As we consider a weighted interactionist model of some kind, I am reminded of two important concepts: equifinality and multifinality. Equifinality says that there could be multiple pathways to the same outcome. It seems reasonable, given the range of experiences of gender identity concerns (that I believe reside along a continuum), that there are likely many possible pathways to the same outcome if that outcome is the umbrella term transgender or gender incongruence or gender identity concerns. The outcome of transsexuality as a most extreme experience of gender dysphoria may indeed best be explained by the brain-sex theory, but I would not want to hold that out as a unifying theory that has to explain all experiences of transsexuality.
Multifinality says that a group of people could have the same factors as part of their history but have different outcomes.69 Not every child who experiences a push from nature will end up experiencing gender identity conflicts. It seems as though other variables need to be in the mix, and it is difficult to say with great confidence what those are.
Something like the brain-sex theory could be in play for some experiences of transsexuality. But what if the various factors were weighted differently for different people? Would we then be able to account for other experiences of gender identity concerns along a continuum? Would a broader model that allows for the possibility of the brain-sex theory but is not limited to it provide for a more nuanced understanding that helps us understand the heterogeneity of presentations?

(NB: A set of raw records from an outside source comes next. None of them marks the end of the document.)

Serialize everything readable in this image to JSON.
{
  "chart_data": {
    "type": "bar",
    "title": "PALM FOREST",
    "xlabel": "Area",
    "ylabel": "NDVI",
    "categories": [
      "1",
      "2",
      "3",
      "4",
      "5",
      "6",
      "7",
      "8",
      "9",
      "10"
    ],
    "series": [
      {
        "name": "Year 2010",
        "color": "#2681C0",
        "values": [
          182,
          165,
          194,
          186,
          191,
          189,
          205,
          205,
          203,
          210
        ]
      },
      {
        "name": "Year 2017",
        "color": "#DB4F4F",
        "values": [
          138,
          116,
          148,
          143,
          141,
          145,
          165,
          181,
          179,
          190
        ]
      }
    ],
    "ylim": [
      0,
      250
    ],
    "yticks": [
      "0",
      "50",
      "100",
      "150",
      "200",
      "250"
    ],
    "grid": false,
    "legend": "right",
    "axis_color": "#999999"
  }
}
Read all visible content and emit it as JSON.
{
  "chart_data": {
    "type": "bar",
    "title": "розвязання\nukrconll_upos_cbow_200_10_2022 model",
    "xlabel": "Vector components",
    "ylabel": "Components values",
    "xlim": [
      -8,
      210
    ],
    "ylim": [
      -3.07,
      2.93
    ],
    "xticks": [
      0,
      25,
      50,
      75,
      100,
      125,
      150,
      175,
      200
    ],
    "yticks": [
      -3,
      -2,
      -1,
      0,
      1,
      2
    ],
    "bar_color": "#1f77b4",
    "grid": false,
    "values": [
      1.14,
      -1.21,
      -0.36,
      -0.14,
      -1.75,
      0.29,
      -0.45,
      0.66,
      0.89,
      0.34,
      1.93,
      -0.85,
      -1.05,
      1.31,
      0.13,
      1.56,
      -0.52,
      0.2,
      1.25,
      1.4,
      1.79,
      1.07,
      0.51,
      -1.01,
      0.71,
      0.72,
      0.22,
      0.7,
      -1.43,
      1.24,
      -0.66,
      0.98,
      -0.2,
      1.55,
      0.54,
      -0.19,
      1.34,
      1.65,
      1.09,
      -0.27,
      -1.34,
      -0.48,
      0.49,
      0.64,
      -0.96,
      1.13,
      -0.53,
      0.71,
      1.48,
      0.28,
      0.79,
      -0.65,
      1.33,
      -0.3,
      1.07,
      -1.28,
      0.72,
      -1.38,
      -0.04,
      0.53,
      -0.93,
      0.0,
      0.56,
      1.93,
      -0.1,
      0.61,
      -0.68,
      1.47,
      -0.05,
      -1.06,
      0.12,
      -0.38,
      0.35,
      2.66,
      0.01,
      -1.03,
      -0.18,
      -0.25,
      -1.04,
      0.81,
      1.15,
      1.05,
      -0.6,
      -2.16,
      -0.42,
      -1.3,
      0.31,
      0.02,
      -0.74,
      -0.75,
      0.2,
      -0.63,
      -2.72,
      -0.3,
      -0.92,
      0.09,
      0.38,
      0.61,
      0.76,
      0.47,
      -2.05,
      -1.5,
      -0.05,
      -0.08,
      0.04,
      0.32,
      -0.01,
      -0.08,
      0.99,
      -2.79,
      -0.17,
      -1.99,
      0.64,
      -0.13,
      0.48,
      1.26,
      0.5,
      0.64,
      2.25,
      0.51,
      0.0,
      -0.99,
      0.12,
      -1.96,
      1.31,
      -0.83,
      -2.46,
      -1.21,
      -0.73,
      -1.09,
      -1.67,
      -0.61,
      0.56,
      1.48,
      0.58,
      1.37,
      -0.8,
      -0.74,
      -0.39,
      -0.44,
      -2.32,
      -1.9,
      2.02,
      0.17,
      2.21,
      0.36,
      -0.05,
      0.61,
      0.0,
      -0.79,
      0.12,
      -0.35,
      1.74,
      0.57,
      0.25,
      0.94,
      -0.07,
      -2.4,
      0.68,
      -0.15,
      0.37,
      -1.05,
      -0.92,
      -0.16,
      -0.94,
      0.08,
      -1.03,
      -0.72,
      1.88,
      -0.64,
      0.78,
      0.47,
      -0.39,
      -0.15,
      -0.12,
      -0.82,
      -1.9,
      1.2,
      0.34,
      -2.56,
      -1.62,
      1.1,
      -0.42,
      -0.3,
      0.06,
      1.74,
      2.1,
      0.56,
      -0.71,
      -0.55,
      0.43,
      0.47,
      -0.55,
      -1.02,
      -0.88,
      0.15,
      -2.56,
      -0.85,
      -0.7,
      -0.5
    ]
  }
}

I tend to agree that our current understanding of etiology simply does not provide us with an “empirically grounded detailed theory of the mechanisms and process of gender identity development.”70 This seems like a reasonable conclusion to draw at this time. It would be premature to stand behind any one model that then makes exclusive proclamations about the determinants of gender identity concerns. I suspect that a weighted interactionist model of etiology would consider contributions from both nature and nurture, from both biology and environment without giving too much weight at this point to any one unifying theory. This means not being sold on the brain-sex theory while simultaneously demonstrating an openness to the theory as more research in this area is provided.